Besonderer Einsatz für die Evangelisierung

1. Die Verkündigung des Evangeliums an die Menschen unserer Zeit, die von Hoffnung erfüllt, aber gleichzeitig oft von Furcht und Angst niedergedrückt sind, ist ohne Zweifel ein Dienst, der nicht nur der Gemeinschaft der Christen, sondern der ganzen Menschheit erwiesen wird. Darum erscheint Uns die Pflicht, die Brüder zu bestärken – diese haben Wir vom Herrn empfangen mit dem Amt des Nachfolgers Petri, und sie ist für Uns eine „tägliche Sorge“, ein Lebens- und Arbeitsprogramm sowie eine grundlegende Verpflichtung Unseres Pontifikates –, darum erscheint Uns also diese Pflicht noch vornehmer und dringlicher, wenn es sich darum handelt, unsere Brüder zu bestärken, die mit der Evangelisierung beauftragt sind, damit sie in diesen Zeiten der Unsicherheit und der Verwirrung ihre Sendung mit immer mehr Liebe, Eifer und Freude erfüllen.

Aus dreifachem Anlass

2. Das gerade wollen Wir hier tun zum Abschluss des Heiligen Jahres, in dessen Verlauf die Kirche, „die mit ihrer ganzen Kraft bemüht ist, das Evangelium allen Menschen zu verkünden“, nichts anderes gewollt hat, als ihr Amt als Botin der Frohbotschaft Jesu Christi zu erfüllen, die mit den beiden grundlegenden Leitworten angekündigt wurde: „Ziehet den neuen Menschen an“  und „Lasst euch mit Gott versöhnen“.
Wir wollen dies tun anlässlich des zehnten Jahrestages des Abschlusses des Zweiten Vatikanischen Konzils, dessen Anliegen sich letztlich in einem Wort zusammenfassen lassen: die Kirche des 20. Jahrhunderts besser zu befähigen, das Evangelium der Menschheit des 20. Jahrhunderts zu verkünden.
Wir wollen dieses ein Jahr nach der dritten Generalversammlung der Bischofssynode, die bekanntlich der Evangelisierung gewidmet war, um so lieber tun, da die Synodalväter selber Uns darum gebeten haben. In der Tat haben sie am Ende der denkwürdigen Versammlung beschlossen, dem Hirten der universalen Kirche mit grossem, demütigem Vertrauen die Frucht ihrer ganzen Arbeit zu übergeben, und erklärten dabei, dass sie vom Papst einen neuen Anstoss erwarten, der imstande ist, neue Zeiten der Evangelisierung heraufzuführen innerhalb einer Kirche, die noch tiefer verwurzelt ist in der unvergänglichen Kraft und Macht des Pfingstgeheimnisses.

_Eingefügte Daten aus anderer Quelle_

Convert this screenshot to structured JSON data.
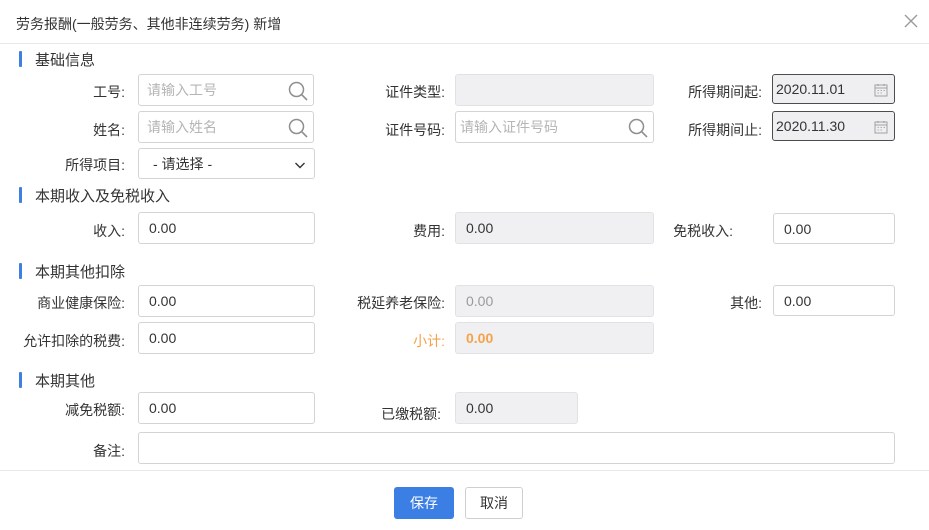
{
  "dialog": {
    "title": "劳务报酬(一般劳务、其他非连续劳务) 新增"
  },
  "sections": {
    "basic": "基础信息",
    "income": "本期收入及免税收入",
    "deduction": "本期其他扣除",
    "other": "本期其他"
  },
  "basic": {
    "employee_no_label": "工号:",
    "employee_no_placeholder": "请输入工号",
    "id_type_label": "证件类型:",
    "period_start_label": "所得期间起:",
    "period_start_value": "2020.11.01",
    "name_label": "姓名:",
    "name_placeholder": "请输入姓名",
    "id_no_label": "证件号码:",
    "id_no_placeholder": "请输入证件号码",
    "period_end_label": "所得期间止:",
    "period_end_value": "2020.11.30",
    "income_item_label": "所得项目:",
    "income_item_selected": "- 请选择 -"
  },
  "income": {
    "income_label": "收入:",
    "income_value": "0.00",
    "expense_label": "费用:",
    "expense_value": "0.00",
    "tax_free_label": "免税收入:",
    "tax_free_value": "0.00"
  },
  "deduction": {
    "health_label": "商业健康保险:",
    "health_value": "0.00",
    "pension_label": "税延养老保险:",
    "pension_value": "0.00",
    "other_label": "其他:",
    "other_value": "0.00",
    "allowed_tax_label": "允许扣除的税费:",
    "allowed_tax_value": "0.00",
    "subtotal_label": "小计:",
    "subtotal_value": "0.00"
  },
  "other": {
    "reduction_label": "减免税额:",
    "reduction_value": "0.00",
    "paid_label": "已缴税额:",
    "paid_value": "0.00",
    "remark_label": "备注:"
  },
  "footer": {
    "save_label": "保存",
    "cancel_label": "取消"
  },
  "colors": {
    "accent": "#3b7fe4",
    "section_bar": "#3e7fe0",
    "subtotal": "#f5a24a"
  }
}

Oft betontes Thema während unseres Pontifikats

3. Wir haben wiederholt die Bedeutung des Themas der Evangelisierung hervorgehoben, lange vor den Tagen der Synode. „Die Verhältnisse der Gesellschaft“, sagten Wir vor dem Kardinalskollegium am 22. Juni 1973, „legen uns allen die Verpflichtung auf, die Methoden zu überprüfen und mit allen Mitteln uns zu bemühen herauszufinden, wie man dem modernen Menschen die christliche Botschaft nahebringen kann, in der allein er die Antwort auf seine Fragen zu finden vermag und die Kraft für seinen Einsatz zu menschlicher Solidarität“. Wir fügten hinzu, dass es, um auf die vom Konzil an Uns gerichteten Forderungen eine gültige Antwort zu geben, unbedingt notwendig ist, Uns das überlieferte Glaubensgut vor Augen zu stellen, das die Kirche in seiner unantastbaren Reinheit bewahren, aber auch den Menschen unserer Zeit in einer möglichst verständlichen und überzeugenden Weise darbieten muss.

In der Linie der Synode von 1974

4. Diese Treue gegenüber einer Botschaft, deren Diener Wir sind, und gegenüber den Menschen, denen Wir sie unversehrt und lebendig übermitteln müssen, ist der Kernpunkt der Evangelisierung. Sie stellt drei brennende Fragen, die die Synode von 1974 beständig vor Augen hatte:
– Was ist in unseren Tagen aus dieser verborgenen Kraftquelle der Frohbotschaft geworden, die fähig ist, das Gewissen des Menschen tief aufzurütteln?
– Bis zu welchem Grad und wie ist diese Kraft des Evangeliums imstande, den Menschen unseres Jahrhunderts umzugestalten?
– Welchen Methoden muß man bei der Verkündigung des Evangeliums folgen, damit es seine Kraft entfalte?
Diese Fragen erklären letztlich das grundlegende Problem, das sich die Kirche heute stellt und das man so formulieren könnte: Ist die Kirche – ja oder nein – nach dem Konzil und dank des Konzils, das für sie in dieser geschichtlichen Wende eine Stunde Gottes gewesen ist, fähiger geworden, das Evangelium zu verkünden und es überzeugend, im Geiste der Freiheit und wirksam in das Herz des Menschen einzusenken?

Einladung zur Besinnung

5. Wir alle sehen die Dringlichkeit, auf diese Frage eine loyale, ehrliche und mutige Antwort zu geben und konsequent zu handeln. In Unserer „Sorge für alle Kirchen“ möchten Wir Unseren Brüdern, Söhnen und Töchtern helfen, auf diese Fragen eine Antwort zu geben.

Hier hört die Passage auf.